Моя голова по-прежнему была обмотана бинтами. Распорядок дня всегда был один и тот же. Посещение «шарлатана». Хлеб и масло на завтрак, затем четыре часа наводящих тоску размышлений, прерываемых обедом. Картофельное пюре и предписанный послеобеденный сон. Потом еще четыре часа смертельной скуки, чай и повторный осмотр. Еще три часа раздумий, кофе с молоком, вечерний градусник и спать.
Однажды я не удержался и спросил доктора:
– Я смогу снова летать?
Он покачал головой:
– Смотрите на вещи проще, молодой человек. В любом случае вы должны будете оставить полеты на больших высотах. Ваш перелет сюда на «Юнкерсе» не принес ничего хорошего. Я знаю, что невозможно было сделать что-то иное, потому что вы никогда не смогли бы добраться сюда поездом из-за партизан вокруг. Вы можете представить, вначале я думал, что у вас трещина в черепе, но теперь я уверен, что это обычное сотрясение. Мы должны подождать, пока не увидим рентгеновские снимки. В настоящий момент мы будем делать вам внутривенные инъекции. Сорок кубиков глюкозы через день.
– Прекрасная перспектива.
– Через неделю мы снимем повязки. Я с интересом посмотрю, как румыны заштопали вашу левую бровь.

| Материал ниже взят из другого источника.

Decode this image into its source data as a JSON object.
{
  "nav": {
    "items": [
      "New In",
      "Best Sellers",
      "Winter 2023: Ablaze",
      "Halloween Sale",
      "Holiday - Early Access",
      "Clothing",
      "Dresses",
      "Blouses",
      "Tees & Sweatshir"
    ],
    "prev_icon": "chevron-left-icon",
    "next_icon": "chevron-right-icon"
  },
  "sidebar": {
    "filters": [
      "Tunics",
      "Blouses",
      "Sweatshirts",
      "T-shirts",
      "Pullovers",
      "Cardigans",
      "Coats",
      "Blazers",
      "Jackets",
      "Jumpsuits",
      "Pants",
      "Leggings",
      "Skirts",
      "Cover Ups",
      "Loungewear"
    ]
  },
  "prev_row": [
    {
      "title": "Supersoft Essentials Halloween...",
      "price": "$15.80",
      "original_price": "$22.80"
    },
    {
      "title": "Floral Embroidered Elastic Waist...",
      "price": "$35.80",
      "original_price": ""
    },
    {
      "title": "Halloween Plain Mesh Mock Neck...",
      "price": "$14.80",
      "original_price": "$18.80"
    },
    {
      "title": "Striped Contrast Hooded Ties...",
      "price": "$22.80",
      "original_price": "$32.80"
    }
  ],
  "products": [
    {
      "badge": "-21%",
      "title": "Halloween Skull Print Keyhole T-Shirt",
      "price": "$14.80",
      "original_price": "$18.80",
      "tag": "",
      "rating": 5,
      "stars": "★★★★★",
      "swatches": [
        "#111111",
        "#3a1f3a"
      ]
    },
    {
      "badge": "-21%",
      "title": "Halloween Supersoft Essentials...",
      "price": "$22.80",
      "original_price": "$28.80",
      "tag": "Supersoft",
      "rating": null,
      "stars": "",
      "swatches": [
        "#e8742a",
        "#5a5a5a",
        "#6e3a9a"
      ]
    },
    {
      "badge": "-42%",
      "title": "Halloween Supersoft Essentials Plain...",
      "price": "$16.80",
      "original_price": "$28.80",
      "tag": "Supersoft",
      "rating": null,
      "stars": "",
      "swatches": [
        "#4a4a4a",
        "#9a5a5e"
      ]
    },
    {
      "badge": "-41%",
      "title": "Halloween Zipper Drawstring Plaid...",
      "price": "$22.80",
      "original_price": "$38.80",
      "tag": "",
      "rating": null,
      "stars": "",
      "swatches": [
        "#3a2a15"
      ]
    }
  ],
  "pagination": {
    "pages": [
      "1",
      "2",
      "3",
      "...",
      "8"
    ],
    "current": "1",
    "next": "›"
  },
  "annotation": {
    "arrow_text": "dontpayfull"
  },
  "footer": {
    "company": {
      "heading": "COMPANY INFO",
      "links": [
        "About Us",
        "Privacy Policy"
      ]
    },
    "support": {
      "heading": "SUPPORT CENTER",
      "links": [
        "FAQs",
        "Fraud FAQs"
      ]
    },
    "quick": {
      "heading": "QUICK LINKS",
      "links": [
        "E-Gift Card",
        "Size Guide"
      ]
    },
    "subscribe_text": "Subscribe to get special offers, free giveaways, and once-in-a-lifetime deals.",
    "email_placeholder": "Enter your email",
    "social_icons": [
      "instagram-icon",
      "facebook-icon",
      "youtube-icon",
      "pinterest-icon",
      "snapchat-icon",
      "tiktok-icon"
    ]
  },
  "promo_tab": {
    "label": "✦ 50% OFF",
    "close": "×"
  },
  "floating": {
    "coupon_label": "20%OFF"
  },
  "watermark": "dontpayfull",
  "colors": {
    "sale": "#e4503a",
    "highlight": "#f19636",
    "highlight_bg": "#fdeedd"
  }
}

Чем лучше мне становилось, тем более активно я вел себя. Должно быть, я был самым раздражительным пациентом.
Наконец наступил день, когда ворота госпиталя открылись, и я уехал. Бледный и молчаливый, я присоединился к своей группе. В ней произошли большие изменения. Многочисленные новички заняли места старых пилотов, и я не знал их. Старое ядро растаяло, и я походил на рыбу, вытащенную из воды.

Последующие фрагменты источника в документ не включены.